Videovista have my review of Scott Murden’s The Dinner Party, an Australian psychological thriller.

Though rather unyielding in tone (it contains no changes in tempo or plot twists that might vary the mood or allow the degree of tension to vary), the film contains a really insightful commentary on the potential of friendship, love and politeness to enable the worst kinds of transgressive behaviour.  In essence, the film is an assault on the glaze of consent and agreement that we apply to all of our social interactions.

Nice to see an Australian film filtering through to UK release too.

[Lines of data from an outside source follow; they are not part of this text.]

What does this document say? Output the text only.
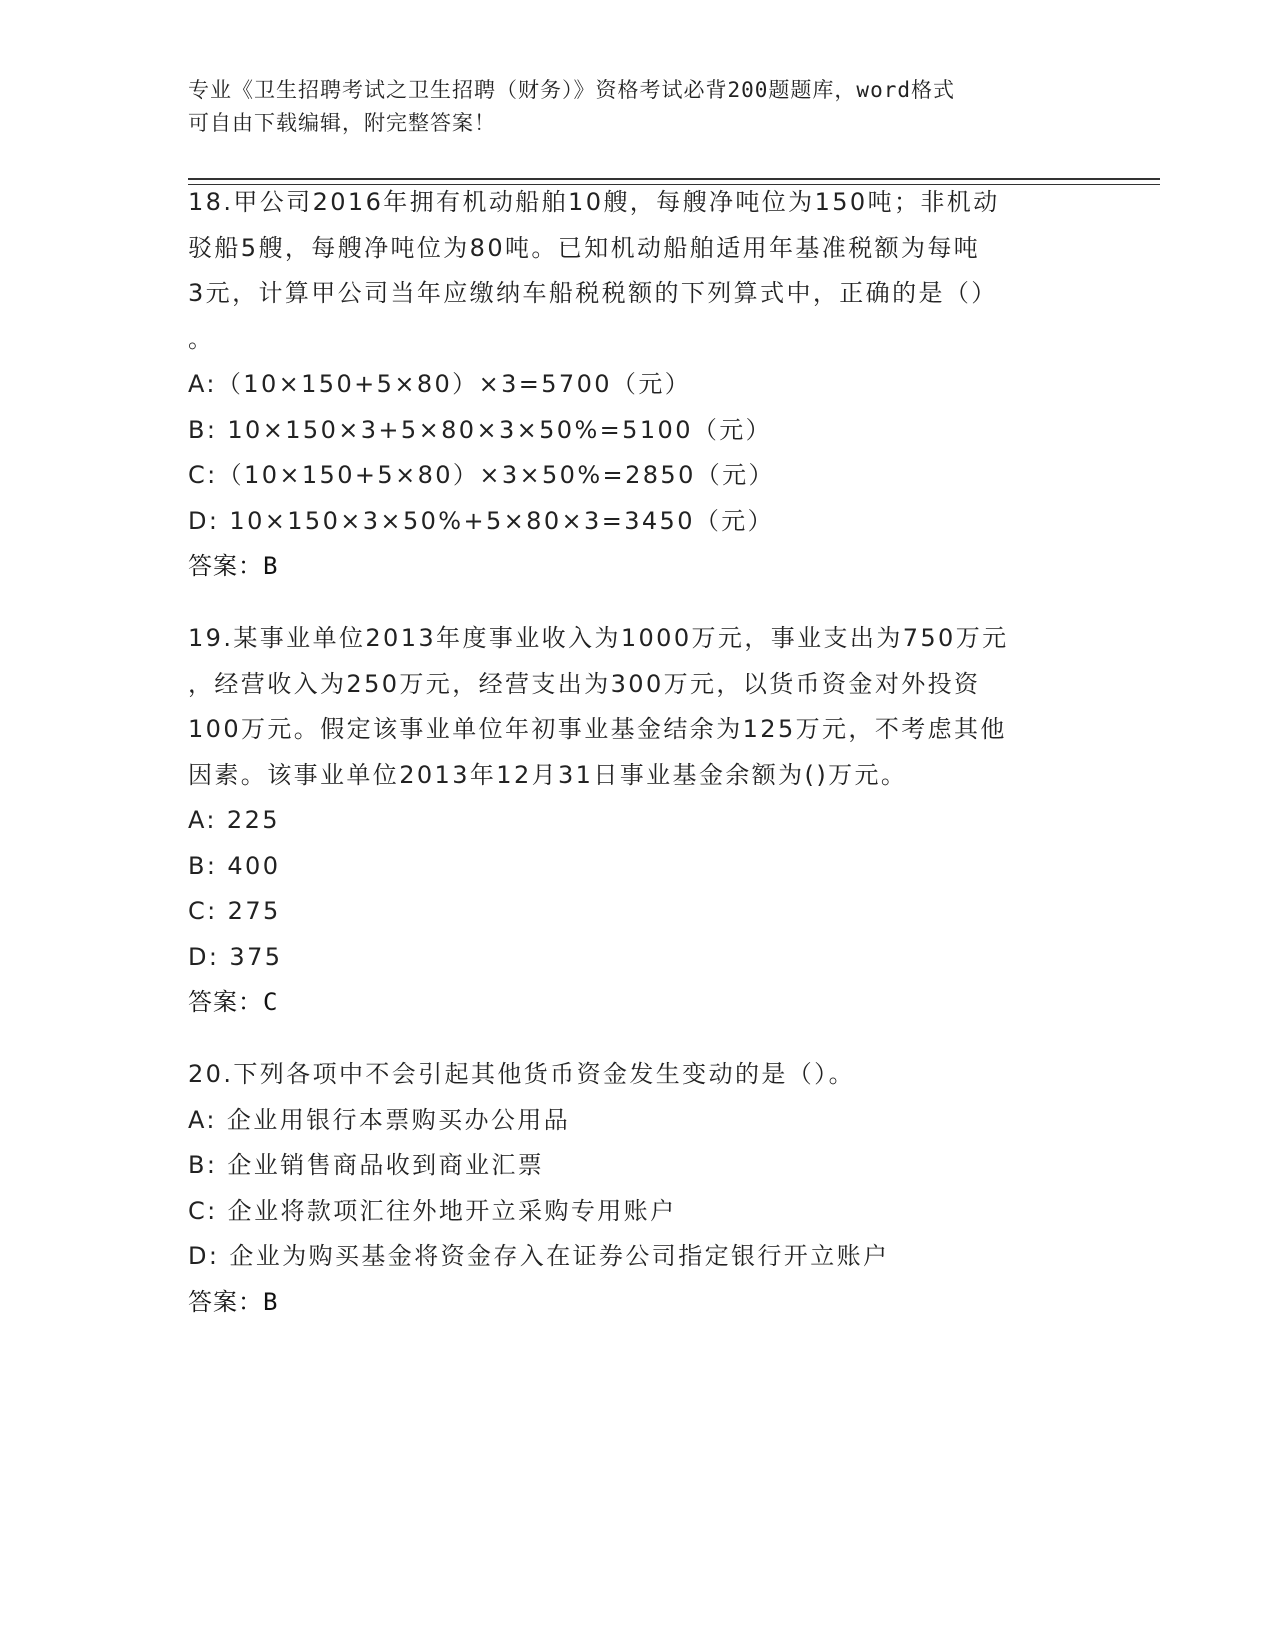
专业《卫生招聘考试之卫生招聘（财务）》资格考试必背200题题库，word格式
可自由下载编辑，附完整答案！

18.甲公司2016年拥有机动船舶10艘，每艘净吨位为150吨；非机动

驳船5艘，每艘净吨位为80吨。已知机动船舶适用年基准税额为每吨

3元，计算甲公司当年应缴纳车船税税额的下列算式中，正确的是（）

。

A:（10×150+5×80）×3=5700（元）

B: 10×150×3+5×80×3×50%=5100（元）

C:（10×150+5×80）×3×50%=2850（元）

D: 10×150×3×50%+5×80×3=3450（元）

答案：B

19.某事业单位2013年度事业收入为1000万元，事业支出为750万元

，经营收入为250万元，经营支出为300万元，以货币资金对外投资

100万元。假定该事业单位年初事业基金结余为125万元，不考虑其他

因素。该事业单位2013年12月31日事业基金余额为()万元。

A: 225

B: 400

C: 275

D: 375

答案：C

20.下列各项中不会引起其他货币资金发生变动的是（）。

A: 企业用银行本票购买办公用品

B: 企业销售商品收到商业汇票

C: 企业将款项汇往外地开立采购专用账户

D: 企业为购买基金将资金存入在证券公司指定银行开立账户

答案：B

Celia (1989) – Against the World of Men

Frequent visitors to this site will have noticed that, following my viewing of Pialat’s Passe Ton Bac D’Abord (1979) and L’Enfance Nue (1968), I have written quite a bit about cinematic depictions of childhood.  Pialat’s take on the matter was almost wilfully perverse.  He cast a load of kids, gave them parts to play and then stuck a camera on them as they improvised.  The resulting performances being supposedly ‘more real’ than films such as  Truffaut’s The 400 Blows (1959) or Shane Meadows’ This is England (2007), which deal with childhood by projecting onto their child protagonists the fears, hopes and values of the film directors.  Ann Turner’s Celia embodies a third approach to the problem of depicting childhood in that it examines the ways in which children process and try to make sense of the values and actions of the adults that surround them.